What are the key factors that make it harder for Gen Z and millennials?
Younger generations are learning the need of financial discipline the hard way with two --or perhaps three -- recessions under their belts and a time of high inflation.
Nearly 50% of Canadians claim that their financial situation has worsened since a year ago as a result of the recession, inflation, and overheated property markets. Young folks more susceptible to being affected? Is it truly difficult for them? Although the baby boomers are often said to have had it easier, they were also subject to extremely high interest rates, which remained over 10% until the early 1990s.
The economic situation has been particularly advantageous for boomers and late career employees, with their net worth soaring by 350% over 20 years. However, people 44 and younger have had the smallest increases in their net worth.
Wealth accumulation is now more difficult than ever before. Since 1985, tuition has increased three times more quickly than the rate of inflation, virtually tripling the typical student loan balance in that period. Given that the down payment for a home has increased in relation to family income since 1980, home ownership has grown more challenging. From then, the average age of first-time homebuyers has climbed by four years because of the need to save more money.
Less and less firms, particularly in the private sector, are offering pension plans, and when they do, they are frequently less generous. Disbursements will also rise as fewer employees continue to pay into these programs, which is another factor.
For young people, things aren't all bad, though. Long-term, families in Canada have been able to outrun inflation, though this has been less of a problem lately because to women's growing share of household income. Because of the advantageous labour market that has been created by the labour shortage brought on by an aging population, the effects of any economic crisis on the unemployment rate and employment should be minimal.
The average tenure of work is shorter today than it was in the 1990s, which may be due to young people changing occupations depending on compensation. CPA Canada's Thriving or Surviving survey finds that this race against the clock is producing more stress for younger individuals, who are critical of their financial literacy and underline the significance of starting to save early. This is a result of the necessity to pay off college debt, increase savings, and make retirement plans.
In contrast to how they are frequently portrayed, Generation Z and millennials are learning the value of financial discipline the hard way after experiencing two (or even three) recessions and a period of high inflation.
Since 25% of people between the ages of 18 and 34 have either given or received an inheritance, many baby boomers are aware of this and are eager to lend a helping hand. Due to the fact that their age group transmitted money to family members three times more frequently than other generations during the epidemic, those between the ages of 18 and 34 also appear to recognize the significance of intergenerational wealth transfer.
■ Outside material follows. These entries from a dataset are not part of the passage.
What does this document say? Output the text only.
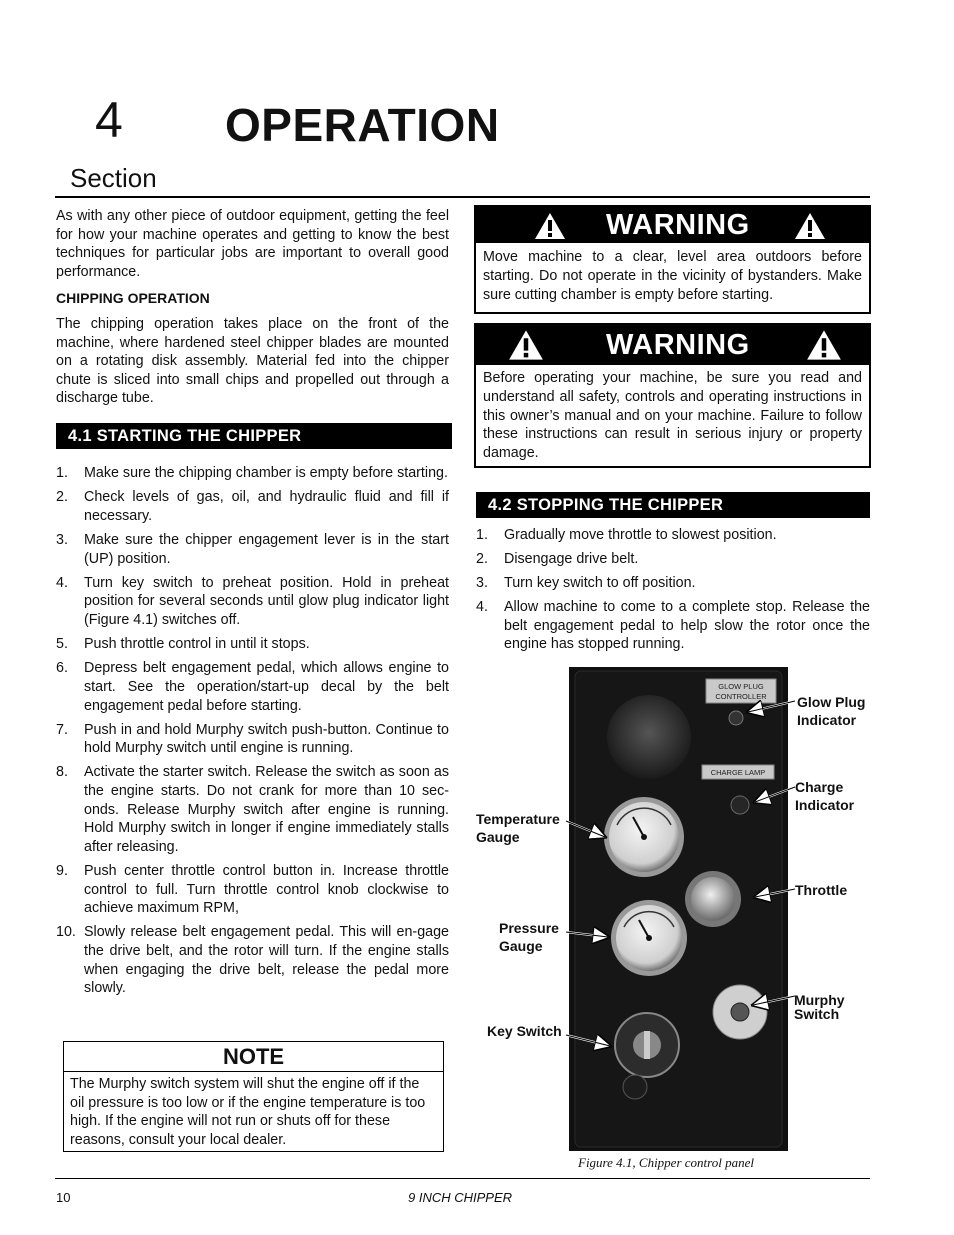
4 OPERATION
Section
As with any other piece of outdoor equipment, getting the feel for how your machine operates and getting to know the best techniques for particular jobs are important to overall good performance.
CHIPPING OPERATION
The chipping operation takes place on the front of the machine, where hardened steel chipper blades are mounted on a rotating disk assembly. Material fed into the chipper chute is sliced into small chips and propelled out through a discharge tube.
4.1 STARTING THE CHIPPER
1. Make sure the chipping chamber is empty before starting.
2. Check levels of gas, oil, and hydraulic fluid and fill if necessary.
3. Make sure the chipper engagement lever is in the start (UP) position.
4. Turn key switch to preheat position. Hold in preheat position for several seconds until glow plug indicator light (Figure 4.1) switches off.
5. Push throttle control in until it stops.
6. Depress belt engagement pedal, which allows engine to start. See the operation/start-up decal by the belt engagement pedal before starting.
7. Push in and hold Murphy switch push-button. Continue to hold Murphy switch until engine is running.
8. Activate the starter switch. Release the switch as soon as the engine starts. Do not crank for more than 10 sec-onds. Release Murphy switch after engine is running. Hold Murphy switch in longer if engine immediately stalls after releasing.
9. Push center throttle control button in. Increase throttle control to full. Turn throttle control knob clockwise to achieve maximum RPM,
10. Slowly release belt engagement pedal. This will en-gage the drive belt, and the rotor will turn. If the engine stalls when engaging the drive belt, release the pedal more slowly.
NOTE
The Murphy switch system will shut the engine off if the oil pressure is too low or if the engine temperature is too high. If the engine will not run or shuts off for these reasons, consult your local dealer.
WARNING
Move machine to a clear, level area outdoors before starting. Do not operate in the vicinity of bystanders. Make sure cutting chamber is empty before starting.
WARNING
Before operating your machine, be sure you read and understand all safety, controls and operating instructions in this owner’s manual and on your machine. Failure to follow these instructions can result in serious injury or property damage.
4.2 STOPPING THE CHIPPER
1. Gradually move throttle to slowest position.
2. Disengage drive belt.
3. Turn key switch to off position.
4. Allow machine to come to a complete stop. Release the belt engagement pedal to help slow the rotor once the engine has stopped running.
GLOW PLUG
CONTROLLER
CHARGE LAMP
Glow Plug Indicator
Charge Indicator
Throttle
Murphy Switch
Temperature Gauge
Pressure Gauge
Key Switch
Figure 4.1, Chipper control panel
10	9 INCH CHIPPER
And for legitimate reasons, for example, to help cover a relative’s financial hardship.
The principles of financial literacy are still crucial and more important than ever despite technological advances in personal finance (apps becoming more and more popular, digitalization of currency, the advent of new assets like cryptocurrencies, robo-advisers, etc.). They are essential for empowering young people, particularly those who lack inheritances and must rely completely on their own knowledge, abilities, and good fortune to improve their financial circumstances.